Vesayetin Türk demokrasisi üzerindeki gölgesini kaldırmak için attıkları her adımda yerel medyanın desteğini bizzat yaşadıklarını belirten Erdoğan, şunları kaydetti: Söze gelince, ‘özgür basın’ diyenlerin, darbecileri alkışladıkları bir dönemde demokrasimize canı gönülden sahip çıktınız.
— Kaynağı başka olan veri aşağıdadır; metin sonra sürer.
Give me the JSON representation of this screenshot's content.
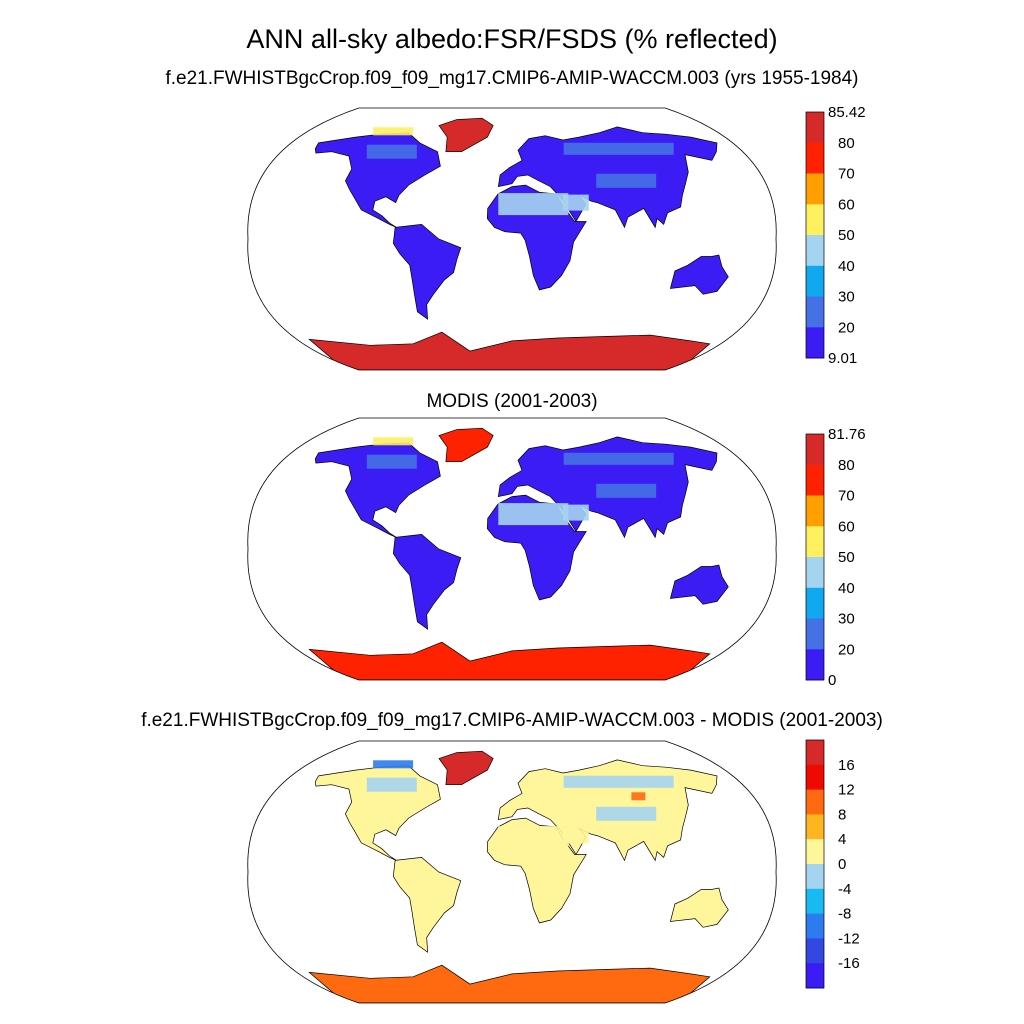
{
  "title": "ANN all-sky albedo:FSR/FSDS (% reflected)",
  "panels": [
    {
      "id": "model",
      "title": "f.e21.FWHISTBgcCrop.f09_f09_mg17.CMIP6-AMIP-WACCM.003 (yrs 1955-1984)",
      "colorbar": {
        "labels": [
          "85.42",
          "80",
          "70",
          "60",
          "50",
          "40",
          "30",
          "20",
          "9.01"
        ],
        "colors": [
          "#d62a2a",
          "#ff2200",
          "#ff9f00",
          "#fff060",
          "#a5d4f0",
          "#10a8f0",
          "#4472e6",
          "#3c1cf5"
        ]
      }
    },
    {
      "id": "obs",
      "title": "MODIS (2001-2003)",
      "colorbar": {
        "labels": [
          "81.76",
          "80",
          "70",
          "60",
          "50",
          "40",
          "30",
          "20",
          "0"
        ],
        "colors": [
          "#d62a2a",
          "#ff2200",
          "#ff9f00",
          "#fff060",
          "#a5d4f0",
          "#10a8f0",
          "#4472e6",
          "#3c1cf5"
        ]
      }
    },
    {
      "id": "diff",
      "title": "f.e21.FWHISTBgcCrop.f09_f09_mg17.CMIP6-AMIP-WACCM.003 - MODIS (2001-2003)",
      "colorbar": {
        "labels": [
          "16",
          "12",
          "8",
          "4",
          "0",
          "-4",
          "-8",
          "-12",
          "-16"
        ],
        "colors": [
          "#d62a2a",
          "#ee0a00",
          "#ff6a10",
          "#ffb520",
          "#fff59a",
          "#a5d4f0",
          "#18baf2",
          "#2c7cf0",
          "#3248e0",
          "#3c1cf5"
        ]
      }
    }
  ]
}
Yerel ve ulusal basının karşısında nasıl olması gerektiğini bir kez daha gösterdiniz. küresel sistemin çarpıklıklarını temsil eden merkezlerle birleşip siyaseti ayarlayan kalembazların.dedi.
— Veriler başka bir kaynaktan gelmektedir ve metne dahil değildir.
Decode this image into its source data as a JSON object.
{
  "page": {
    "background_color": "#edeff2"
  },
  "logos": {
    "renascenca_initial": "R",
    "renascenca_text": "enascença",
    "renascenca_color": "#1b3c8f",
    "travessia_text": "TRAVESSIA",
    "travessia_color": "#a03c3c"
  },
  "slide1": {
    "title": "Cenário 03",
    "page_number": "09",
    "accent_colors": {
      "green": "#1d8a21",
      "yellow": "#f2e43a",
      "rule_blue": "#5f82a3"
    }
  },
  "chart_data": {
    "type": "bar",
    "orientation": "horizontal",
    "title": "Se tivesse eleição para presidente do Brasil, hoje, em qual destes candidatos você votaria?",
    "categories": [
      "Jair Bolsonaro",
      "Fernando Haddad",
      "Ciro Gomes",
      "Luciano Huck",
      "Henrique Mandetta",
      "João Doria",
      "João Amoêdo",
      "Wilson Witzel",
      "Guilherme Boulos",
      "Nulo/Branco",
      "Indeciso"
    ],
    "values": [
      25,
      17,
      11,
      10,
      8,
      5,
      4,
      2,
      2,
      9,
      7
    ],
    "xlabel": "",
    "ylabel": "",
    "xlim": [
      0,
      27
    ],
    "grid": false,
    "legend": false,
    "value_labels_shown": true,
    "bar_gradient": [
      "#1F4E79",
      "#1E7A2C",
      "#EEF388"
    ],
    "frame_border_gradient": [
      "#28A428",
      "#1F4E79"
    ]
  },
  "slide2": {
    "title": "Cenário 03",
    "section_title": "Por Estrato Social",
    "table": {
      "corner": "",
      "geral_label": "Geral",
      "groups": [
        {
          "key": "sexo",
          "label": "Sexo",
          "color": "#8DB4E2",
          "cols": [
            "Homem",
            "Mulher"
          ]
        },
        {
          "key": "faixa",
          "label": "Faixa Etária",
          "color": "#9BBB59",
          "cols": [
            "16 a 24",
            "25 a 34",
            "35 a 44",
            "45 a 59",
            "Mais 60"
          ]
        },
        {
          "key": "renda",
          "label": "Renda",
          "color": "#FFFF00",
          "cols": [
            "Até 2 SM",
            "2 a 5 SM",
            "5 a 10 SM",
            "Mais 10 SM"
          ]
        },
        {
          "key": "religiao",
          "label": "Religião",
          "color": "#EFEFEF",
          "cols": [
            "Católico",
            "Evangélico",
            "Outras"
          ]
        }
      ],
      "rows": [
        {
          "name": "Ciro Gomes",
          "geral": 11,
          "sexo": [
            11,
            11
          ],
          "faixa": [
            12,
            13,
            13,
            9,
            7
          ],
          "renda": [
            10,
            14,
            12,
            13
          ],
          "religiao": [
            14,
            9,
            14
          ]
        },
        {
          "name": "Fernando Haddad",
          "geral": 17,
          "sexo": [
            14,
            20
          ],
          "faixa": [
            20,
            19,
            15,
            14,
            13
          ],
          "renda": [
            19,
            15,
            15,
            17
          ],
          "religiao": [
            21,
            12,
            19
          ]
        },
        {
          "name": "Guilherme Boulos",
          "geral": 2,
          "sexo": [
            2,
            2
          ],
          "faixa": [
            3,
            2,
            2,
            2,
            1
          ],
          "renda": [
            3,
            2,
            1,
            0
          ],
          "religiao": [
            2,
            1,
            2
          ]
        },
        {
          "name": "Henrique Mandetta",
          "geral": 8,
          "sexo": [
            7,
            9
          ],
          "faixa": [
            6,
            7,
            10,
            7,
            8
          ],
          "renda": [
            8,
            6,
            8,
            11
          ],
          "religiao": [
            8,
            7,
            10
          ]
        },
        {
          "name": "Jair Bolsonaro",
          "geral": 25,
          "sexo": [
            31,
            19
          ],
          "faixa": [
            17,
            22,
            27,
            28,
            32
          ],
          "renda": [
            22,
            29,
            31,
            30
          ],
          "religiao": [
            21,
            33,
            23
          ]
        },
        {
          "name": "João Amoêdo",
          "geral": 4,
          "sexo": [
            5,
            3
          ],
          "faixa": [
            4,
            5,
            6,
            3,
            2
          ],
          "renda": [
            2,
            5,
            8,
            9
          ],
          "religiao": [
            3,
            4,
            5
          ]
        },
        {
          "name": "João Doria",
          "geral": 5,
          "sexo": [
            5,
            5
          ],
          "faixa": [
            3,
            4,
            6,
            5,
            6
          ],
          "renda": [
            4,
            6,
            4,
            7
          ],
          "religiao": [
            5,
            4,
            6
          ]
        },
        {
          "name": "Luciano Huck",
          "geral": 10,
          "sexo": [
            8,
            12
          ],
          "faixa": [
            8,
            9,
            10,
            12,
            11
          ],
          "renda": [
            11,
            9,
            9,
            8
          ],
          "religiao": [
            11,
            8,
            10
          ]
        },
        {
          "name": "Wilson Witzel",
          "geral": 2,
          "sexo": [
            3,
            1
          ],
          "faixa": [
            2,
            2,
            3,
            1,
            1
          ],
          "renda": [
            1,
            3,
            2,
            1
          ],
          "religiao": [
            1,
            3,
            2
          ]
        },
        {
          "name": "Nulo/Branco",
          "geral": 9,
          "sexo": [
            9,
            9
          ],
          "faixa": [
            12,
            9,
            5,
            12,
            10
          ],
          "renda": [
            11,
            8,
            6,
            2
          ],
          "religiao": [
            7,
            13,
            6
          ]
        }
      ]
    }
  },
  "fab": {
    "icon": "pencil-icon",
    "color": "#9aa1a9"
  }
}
‘Her zaman güçlü bir irade gösterdik’

Yerel basına örnek duruşlarından dolayı teşekkür eden Erdoğan, ” Etkinliğinizi daha da artırmak ve medyamızdaki farklı sesleri çoğaltmak için yerel kuruluşlarımıza da güveniyoruz.”dedim.
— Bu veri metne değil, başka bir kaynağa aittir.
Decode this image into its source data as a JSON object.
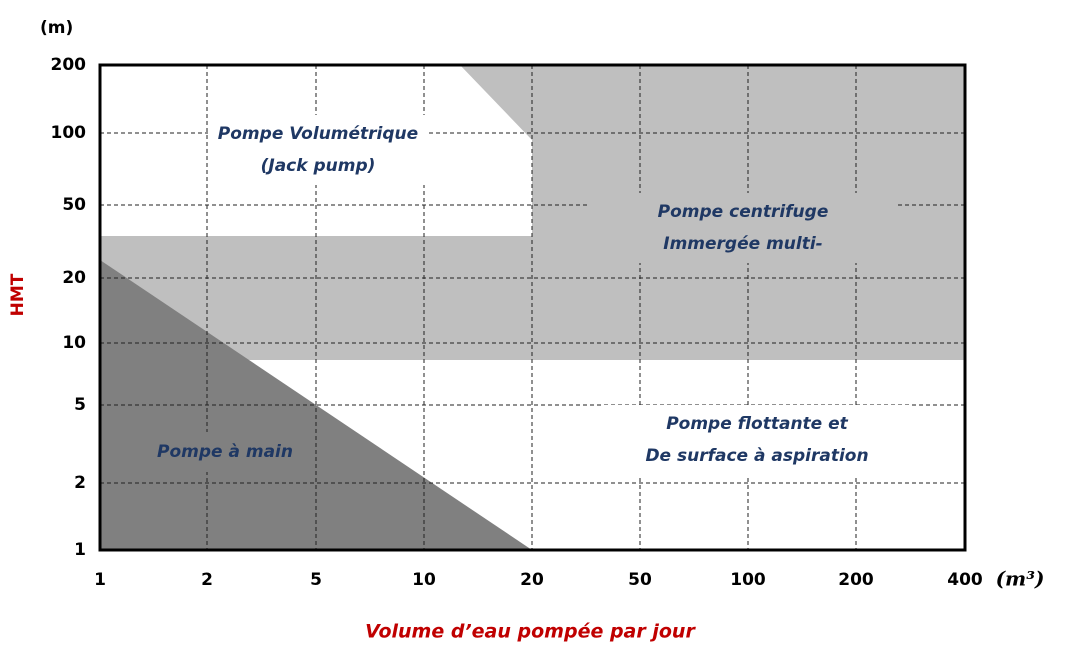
{
  "axes": {
    "y_unit": "(m)",
    "y_label": "HMT",
    "y_ticks": [
      "200",
      "100",
      "50",
      "20",
      "10",
      "5",
      "2",
      "1"
    ],
    "x_ticks": [
      "1",
      "2",
      "5",
      "10",
      "20",
      "50",
      "100",
      "200",
      "400"
    ],
    "x_unit": "(m³)",
    "x_label": "Volume d’eau pompée par jour"
  },
  "regions": [
    {
      "lines": [
        "Pompe Volumétrique",
        "(Jack pump)"
      ]
    },
    {
      "lines": [
        "Pompe centrifuge",
        "Immergée multi-"
      ]
    },
    {
      "lines": [
        "Pompe à main"
      ]
    },
    {
      "lines": [
        "Pompe flottante et",
        "De surface à aspiration"
      ]
    }
  ]
}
Bürokratik iş ve işlemleri kolaylaştırmak başta olmak üzere birçok alanda yerel basının yükünü hafiflettiklerini vurgulayan Erdoğan, şunları kaydetti:

“Sorunlarınızın analizinde her zaman güçlü bir irade sergiledik. Anadolu medyasına ve temsilcilerine kapılarımızı her zaman açık tuttuk. Umarım bundan sonra da sizleri dinlemeye ve sizlerle dayanışma içinde olmaya devam ederiz. demokrasiler için özgür, tarafsız ve sorumlu bir medyanın değeri.” Bunu hepimiz biliyoruz. Bu nedenle literatürde medyayı anlatırken ‘dördüncü kuvvet’ kavramının sıklıkla kullanıldığını görmekteyiz. ‘Dördüncü kuvvet’ tabiri, özellikle siyasi kurumla olan bağlarında medyamızın da benimsediği bir kavram. “Kendi yanılgılarını teşhir eden bir medya bu tanımı kesinlikle hak ediyor. Medyanın asli görevi aslında vatandaşın adını gözetmektir. Millete ve ülkeye hizmet gayesi ile hareket eden hiç kimse bundan rahatsız olmasın. Böyle bir medyanın varlığı.”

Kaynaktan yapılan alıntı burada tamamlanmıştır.